Benchmarks, Evals, and the Harness-First Reality
TLDR: New benchmarks including ProgramBench, Terminal-Bench 2.1, OBLIQ-Bench, and Harvey's LAB appeared alongside a recurring finding that harness engineering is worth 10-20 benchmark points on agent tasks independent of model choice.
The benchmark ecosystem is unusually active right now, and not just because everyone is racing to claim top positions. ProgramBench extends beyond repair-style SWE tasks to ask whether models can rebuild programs from scratch. Terminal-Bench 2.1 patched 28 of 89 tasks from the 2.0 release and found that absolute scores moved by up to 12 points even though relative rankings held. That second finding is important: benchmark maintenance matters, and teams relying on absolute score comparisons across versions are probably drawing false conclusions.

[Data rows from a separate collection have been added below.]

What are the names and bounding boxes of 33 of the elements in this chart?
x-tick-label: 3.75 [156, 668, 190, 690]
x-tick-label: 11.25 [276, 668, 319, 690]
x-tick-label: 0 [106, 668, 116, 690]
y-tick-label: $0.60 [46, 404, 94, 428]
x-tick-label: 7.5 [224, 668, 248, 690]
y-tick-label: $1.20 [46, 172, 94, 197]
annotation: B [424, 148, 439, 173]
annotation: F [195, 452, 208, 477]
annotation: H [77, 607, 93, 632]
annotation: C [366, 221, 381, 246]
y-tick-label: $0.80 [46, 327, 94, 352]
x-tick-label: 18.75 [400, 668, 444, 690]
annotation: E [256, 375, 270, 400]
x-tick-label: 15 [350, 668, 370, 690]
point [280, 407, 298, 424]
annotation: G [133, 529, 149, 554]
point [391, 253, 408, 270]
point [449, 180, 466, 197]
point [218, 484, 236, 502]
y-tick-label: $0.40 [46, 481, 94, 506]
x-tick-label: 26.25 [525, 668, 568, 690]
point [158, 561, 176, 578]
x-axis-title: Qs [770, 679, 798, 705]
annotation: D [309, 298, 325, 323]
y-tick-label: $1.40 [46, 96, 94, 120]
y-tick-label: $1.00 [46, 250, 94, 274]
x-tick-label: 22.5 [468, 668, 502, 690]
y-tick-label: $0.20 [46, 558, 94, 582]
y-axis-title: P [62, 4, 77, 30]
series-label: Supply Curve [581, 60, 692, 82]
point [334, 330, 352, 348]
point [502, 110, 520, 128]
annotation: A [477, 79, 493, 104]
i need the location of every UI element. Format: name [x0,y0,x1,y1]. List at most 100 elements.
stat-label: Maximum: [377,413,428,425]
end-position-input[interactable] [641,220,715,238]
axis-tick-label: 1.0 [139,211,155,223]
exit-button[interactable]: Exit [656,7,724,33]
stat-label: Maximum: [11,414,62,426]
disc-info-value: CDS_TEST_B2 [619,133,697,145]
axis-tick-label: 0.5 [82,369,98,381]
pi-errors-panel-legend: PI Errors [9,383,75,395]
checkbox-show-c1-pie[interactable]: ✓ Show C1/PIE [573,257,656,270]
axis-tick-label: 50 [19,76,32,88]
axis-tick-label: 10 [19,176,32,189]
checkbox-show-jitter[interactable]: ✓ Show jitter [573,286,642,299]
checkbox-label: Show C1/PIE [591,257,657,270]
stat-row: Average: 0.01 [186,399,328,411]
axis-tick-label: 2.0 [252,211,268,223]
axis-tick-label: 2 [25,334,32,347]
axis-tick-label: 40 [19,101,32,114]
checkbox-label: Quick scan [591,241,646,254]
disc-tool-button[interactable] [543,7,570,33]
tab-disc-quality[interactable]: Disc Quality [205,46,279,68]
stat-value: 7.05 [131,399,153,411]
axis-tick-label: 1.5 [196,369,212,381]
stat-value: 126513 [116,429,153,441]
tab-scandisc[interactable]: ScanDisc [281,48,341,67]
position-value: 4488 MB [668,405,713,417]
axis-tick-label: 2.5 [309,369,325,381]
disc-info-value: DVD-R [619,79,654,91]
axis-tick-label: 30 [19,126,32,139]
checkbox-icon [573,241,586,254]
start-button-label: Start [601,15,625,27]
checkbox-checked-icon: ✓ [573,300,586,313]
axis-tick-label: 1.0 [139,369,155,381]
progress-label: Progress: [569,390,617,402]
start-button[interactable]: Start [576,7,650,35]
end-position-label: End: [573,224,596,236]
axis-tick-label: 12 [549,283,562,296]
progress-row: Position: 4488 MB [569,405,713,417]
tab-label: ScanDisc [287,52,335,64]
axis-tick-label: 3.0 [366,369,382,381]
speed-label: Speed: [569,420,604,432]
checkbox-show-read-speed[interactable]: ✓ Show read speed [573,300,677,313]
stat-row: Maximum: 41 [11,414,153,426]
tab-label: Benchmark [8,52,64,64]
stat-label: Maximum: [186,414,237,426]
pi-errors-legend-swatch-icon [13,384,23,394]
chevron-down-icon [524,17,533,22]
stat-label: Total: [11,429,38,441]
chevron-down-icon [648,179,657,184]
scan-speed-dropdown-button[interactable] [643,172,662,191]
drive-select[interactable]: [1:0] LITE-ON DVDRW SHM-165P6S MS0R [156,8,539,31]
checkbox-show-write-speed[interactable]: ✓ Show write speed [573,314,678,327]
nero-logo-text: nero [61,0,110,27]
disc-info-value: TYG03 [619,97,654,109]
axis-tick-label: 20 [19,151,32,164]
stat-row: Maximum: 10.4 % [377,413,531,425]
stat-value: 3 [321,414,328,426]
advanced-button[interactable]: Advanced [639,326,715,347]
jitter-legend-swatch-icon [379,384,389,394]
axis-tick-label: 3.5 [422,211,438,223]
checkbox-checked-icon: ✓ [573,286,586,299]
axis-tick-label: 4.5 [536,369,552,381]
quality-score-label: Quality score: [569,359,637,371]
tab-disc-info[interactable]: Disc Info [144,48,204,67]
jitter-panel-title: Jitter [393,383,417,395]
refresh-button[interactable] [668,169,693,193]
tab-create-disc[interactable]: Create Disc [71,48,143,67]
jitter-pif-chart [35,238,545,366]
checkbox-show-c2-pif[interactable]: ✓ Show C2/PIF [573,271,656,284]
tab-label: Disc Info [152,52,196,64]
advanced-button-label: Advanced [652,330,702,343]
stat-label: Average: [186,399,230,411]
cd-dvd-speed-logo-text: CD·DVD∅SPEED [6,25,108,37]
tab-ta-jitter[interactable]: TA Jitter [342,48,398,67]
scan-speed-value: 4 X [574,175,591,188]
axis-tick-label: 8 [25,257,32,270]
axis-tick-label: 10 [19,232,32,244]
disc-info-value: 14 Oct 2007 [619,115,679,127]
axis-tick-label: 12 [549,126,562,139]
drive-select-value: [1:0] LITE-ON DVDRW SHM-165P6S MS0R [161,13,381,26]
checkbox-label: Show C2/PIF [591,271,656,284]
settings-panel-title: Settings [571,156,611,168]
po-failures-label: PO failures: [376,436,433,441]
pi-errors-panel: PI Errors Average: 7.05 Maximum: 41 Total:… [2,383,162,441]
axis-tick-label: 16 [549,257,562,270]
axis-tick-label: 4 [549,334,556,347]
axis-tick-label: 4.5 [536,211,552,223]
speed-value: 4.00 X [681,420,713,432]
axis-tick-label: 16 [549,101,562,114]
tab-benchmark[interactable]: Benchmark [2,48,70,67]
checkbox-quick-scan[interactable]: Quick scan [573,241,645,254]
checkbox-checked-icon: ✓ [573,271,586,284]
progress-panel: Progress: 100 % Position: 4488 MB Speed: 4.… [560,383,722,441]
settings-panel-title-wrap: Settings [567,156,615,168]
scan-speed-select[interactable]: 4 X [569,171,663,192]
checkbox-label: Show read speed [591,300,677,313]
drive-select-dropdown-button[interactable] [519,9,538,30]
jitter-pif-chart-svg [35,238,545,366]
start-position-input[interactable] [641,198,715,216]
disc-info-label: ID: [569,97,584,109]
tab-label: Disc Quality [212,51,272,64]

OBLIQ-Bench addresses what I think is an underappreciated gap: hard first-stage retrieval, specifically where current retrievers fail to surface subtly relevant documents from large corpora. RAG systems in production often fail not because the generative model is weak but because retrieval didn't surface the right documents. A benchmark focused on this problem is more useful to production engineers than another reasoning benchmark. Harvey launched LAB as an open-source long-horizon legal agent benchmark covering 1,200 tasks across 24 practice areas, which is interesting because it's an actual domain expert organization defining the evaluation rather than ML researchers approximating what legal work looks like.
The strongest signal across all the benchmark coverage is that harness engineering is a first-class variable. The same base model with different prompting, tooling, and middleware showed 10-20 point jumps on tau2-bench. LangChain published harness profiles for OpenAI, Anthropic, and Google models. One practitioner argued that a tailored harness can outperform default Codex or Claude Code on many tasks, and that usable context windows in practical agent designs are still effectively 50-100k tokens regardless of what the model nominally supports. Another observation: "If you cannot get your work done in the Claude CLI, Claude will not be able to work for you" is a blunt but fair way to frame the alignment between human workflow and agent capability.